Rosie n’attend pas seulement que les enfants lui soient amenés, elle visite également la communauté pour essayer de trouver des enfants qui ont besoin d’un endroit sûr pour rester. Il n’est jamais facile de trouver des enfants vivant dans les buissons ou dans les décharges.

Ses soins ne sont pas limités dans le temps, les enfants peuvent rester aussi longtemps qu’ils en ont besoin :

« Nous avons des enfants qui sont venus quand ils avaient un jour et maintenant ils sont de jeunes adultes. Ils ont été avec nous pendant toutes ces années.  »

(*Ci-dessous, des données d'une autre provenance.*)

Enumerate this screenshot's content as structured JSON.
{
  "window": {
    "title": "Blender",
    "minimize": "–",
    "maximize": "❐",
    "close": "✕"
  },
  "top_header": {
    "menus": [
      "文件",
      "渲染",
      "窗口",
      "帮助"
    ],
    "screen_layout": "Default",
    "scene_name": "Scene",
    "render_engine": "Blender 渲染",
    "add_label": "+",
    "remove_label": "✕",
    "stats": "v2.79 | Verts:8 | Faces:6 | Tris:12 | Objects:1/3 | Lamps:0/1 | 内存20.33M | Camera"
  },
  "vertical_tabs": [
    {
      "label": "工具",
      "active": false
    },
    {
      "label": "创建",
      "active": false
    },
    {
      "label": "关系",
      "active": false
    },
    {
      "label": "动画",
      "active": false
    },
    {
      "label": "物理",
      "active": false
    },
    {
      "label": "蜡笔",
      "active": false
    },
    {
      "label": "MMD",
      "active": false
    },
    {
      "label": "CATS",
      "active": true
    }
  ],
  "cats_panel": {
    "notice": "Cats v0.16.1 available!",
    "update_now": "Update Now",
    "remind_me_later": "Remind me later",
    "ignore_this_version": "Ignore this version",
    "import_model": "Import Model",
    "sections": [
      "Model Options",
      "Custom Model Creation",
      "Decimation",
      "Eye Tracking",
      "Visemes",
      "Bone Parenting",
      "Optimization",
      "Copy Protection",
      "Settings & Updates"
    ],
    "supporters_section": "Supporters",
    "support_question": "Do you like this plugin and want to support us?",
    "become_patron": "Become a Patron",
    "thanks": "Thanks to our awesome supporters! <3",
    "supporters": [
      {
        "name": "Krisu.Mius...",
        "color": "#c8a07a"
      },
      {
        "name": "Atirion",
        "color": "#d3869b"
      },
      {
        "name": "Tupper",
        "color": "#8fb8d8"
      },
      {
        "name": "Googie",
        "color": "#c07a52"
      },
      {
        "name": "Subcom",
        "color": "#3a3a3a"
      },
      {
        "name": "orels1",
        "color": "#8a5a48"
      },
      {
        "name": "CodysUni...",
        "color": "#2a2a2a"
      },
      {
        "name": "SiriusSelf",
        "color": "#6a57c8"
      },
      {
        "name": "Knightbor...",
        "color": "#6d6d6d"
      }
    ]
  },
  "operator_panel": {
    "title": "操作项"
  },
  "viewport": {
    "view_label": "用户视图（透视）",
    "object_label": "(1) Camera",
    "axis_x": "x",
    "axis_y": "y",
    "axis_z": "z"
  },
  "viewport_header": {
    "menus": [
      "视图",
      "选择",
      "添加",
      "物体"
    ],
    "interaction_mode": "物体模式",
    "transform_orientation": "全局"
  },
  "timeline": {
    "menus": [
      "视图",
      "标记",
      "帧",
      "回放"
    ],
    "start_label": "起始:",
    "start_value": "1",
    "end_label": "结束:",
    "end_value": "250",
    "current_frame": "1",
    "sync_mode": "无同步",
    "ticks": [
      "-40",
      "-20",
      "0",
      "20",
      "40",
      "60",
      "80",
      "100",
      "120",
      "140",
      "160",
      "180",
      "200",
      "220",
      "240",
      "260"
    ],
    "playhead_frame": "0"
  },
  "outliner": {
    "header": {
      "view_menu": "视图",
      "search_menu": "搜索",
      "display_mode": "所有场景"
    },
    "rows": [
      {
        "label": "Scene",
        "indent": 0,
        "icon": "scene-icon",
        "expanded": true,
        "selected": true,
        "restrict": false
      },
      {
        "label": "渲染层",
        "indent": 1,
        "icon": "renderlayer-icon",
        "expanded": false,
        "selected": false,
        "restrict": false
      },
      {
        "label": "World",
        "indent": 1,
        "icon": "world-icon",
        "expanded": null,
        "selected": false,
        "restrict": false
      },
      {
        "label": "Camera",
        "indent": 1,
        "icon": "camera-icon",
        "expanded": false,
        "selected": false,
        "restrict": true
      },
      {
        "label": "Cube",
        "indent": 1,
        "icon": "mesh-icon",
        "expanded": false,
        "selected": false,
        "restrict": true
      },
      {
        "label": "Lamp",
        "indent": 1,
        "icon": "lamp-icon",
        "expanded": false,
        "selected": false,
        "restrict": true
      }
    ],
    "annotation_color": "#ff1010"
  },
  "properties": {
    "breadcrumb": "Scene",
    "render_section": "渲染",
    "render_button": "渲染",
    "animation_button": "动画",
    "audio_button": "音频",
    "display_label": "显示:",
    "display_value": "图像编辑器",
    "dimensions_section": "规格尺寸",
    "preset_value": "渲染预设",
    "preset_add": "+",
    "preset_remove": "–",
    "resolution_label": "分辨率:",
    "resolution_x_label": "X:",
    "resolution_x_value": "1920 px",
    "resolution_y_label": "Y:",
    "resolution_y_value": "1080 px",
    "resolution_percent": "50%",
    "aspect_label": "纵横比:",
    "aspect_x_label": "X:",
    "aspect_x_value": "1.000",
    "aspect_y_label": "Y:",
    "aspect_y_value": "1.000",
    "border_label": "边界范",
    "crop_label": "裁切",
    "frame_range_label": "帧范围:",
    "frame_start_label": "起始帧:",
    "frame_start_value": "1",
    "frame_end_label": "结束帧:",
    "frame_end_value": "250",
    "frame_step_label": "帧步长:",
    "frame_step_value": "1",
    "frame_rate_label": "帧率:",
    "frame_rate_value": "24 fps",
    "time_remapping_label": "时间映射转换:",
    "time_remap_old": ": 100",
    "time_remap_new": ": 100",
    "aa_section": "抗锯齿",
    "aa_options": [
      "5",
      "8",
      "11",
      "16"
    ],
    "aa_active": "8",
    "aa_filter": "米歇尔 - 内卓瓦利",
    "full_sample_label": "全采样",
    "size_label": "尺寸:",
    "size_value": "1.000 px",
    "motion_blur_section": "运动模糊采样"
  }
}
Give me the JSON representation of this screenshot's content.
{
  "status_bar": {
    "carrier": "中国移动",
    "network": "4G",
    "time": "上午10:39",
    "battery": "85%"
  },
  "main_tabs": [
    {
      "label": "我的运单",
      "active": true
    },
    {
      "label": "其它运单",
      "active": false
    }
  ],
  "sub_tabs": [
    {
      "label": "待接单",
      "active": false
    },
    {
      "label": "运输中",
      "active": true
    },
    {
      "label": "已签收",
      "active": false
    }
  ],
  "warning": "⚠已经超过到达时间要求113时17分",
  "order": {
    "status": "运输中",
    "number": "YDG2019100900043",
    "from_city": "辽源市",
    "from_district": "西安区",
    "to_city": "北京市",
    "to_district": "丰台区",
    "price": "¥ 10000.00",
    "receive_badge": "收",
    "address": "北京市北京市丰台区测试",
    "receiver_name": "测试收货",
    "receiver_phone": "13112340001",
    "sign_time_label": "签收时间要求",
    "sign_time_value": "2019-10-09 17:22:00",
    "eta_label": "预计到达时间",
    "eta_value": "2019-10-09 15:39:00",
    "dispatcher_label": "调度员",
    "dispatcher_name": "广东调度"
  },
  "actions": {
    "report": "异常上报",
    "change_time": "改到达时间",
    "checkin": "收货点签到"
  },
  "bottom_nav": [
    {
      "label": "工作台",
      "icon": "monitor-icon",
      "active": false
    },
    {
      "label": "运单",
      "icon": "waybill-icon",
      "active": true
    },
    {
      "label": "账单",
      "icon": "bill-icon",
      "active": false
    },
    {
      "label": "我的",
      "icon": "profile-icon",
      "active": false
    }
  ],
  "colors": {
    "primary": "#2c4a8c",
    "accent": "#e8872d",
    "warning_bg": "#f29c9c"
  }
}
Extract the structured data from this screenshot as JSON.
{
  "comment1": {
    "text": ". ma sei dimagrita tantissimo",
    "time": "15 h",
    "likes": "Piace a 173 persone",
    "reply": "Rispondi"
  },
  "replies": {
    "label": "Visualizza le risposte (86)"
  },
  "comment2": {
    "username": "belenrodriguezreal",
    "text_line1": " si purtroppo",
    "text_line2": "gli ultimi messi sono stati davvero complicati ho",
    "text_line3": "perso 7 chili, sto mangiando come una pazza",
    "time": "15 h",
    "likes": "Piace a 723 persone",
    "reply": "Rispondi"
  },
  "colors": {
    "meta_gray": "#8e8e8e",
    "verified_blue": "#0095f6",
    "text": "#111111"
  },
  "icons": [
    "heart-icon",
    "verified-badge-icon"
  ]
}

Avec ses économies, elle a acheté une parcelle à côté de chez elle et un architecte a accepté de concevoir le centre gratuitement. Elle a également appris à rédiger des demandes de financement et à contacter des organisations locales et internationales qui pourraient l’aider dans ce nouveau chemin de vie. La réponse qu’elle a reçue dès le départ était extrêmement positive.

Baphumelele a évolué pour devenir une organisation à but non lucratif à part entière qui gère une garderie et un orphelinat. Et ce n’est pas tout : Rosie a lancé en 2011 un programme intitulé La Fontaine de l’Espoir (Fountain of Hope) qui est mené dans une petite ferme de la communauté :

« Notre programme Fountain of Hope s’adresse à tous les enfants de plus de 18 à 21 ans diplômés des foyers pour enfants. Rappelez-vous que la plupart d’entre eux sont abandonnés et ils n’ont donc pas de parents. C’est la raison pour laquelle nous leur enseignons des compétences – ils apprennent à planter leurs propres légumes, à rédiger leur propre curriculum vitae, l’étiquette de travail et on les forme en informatique. Nous leur donnons des compétences vivantes pour qu’ils puissent être indépendants. Nous façonnons tous ces enfants pour les préparer au travail et leur offrir des possibilités d’emploi. Pour d’autres, nous les aidons à terminer leurs études.  »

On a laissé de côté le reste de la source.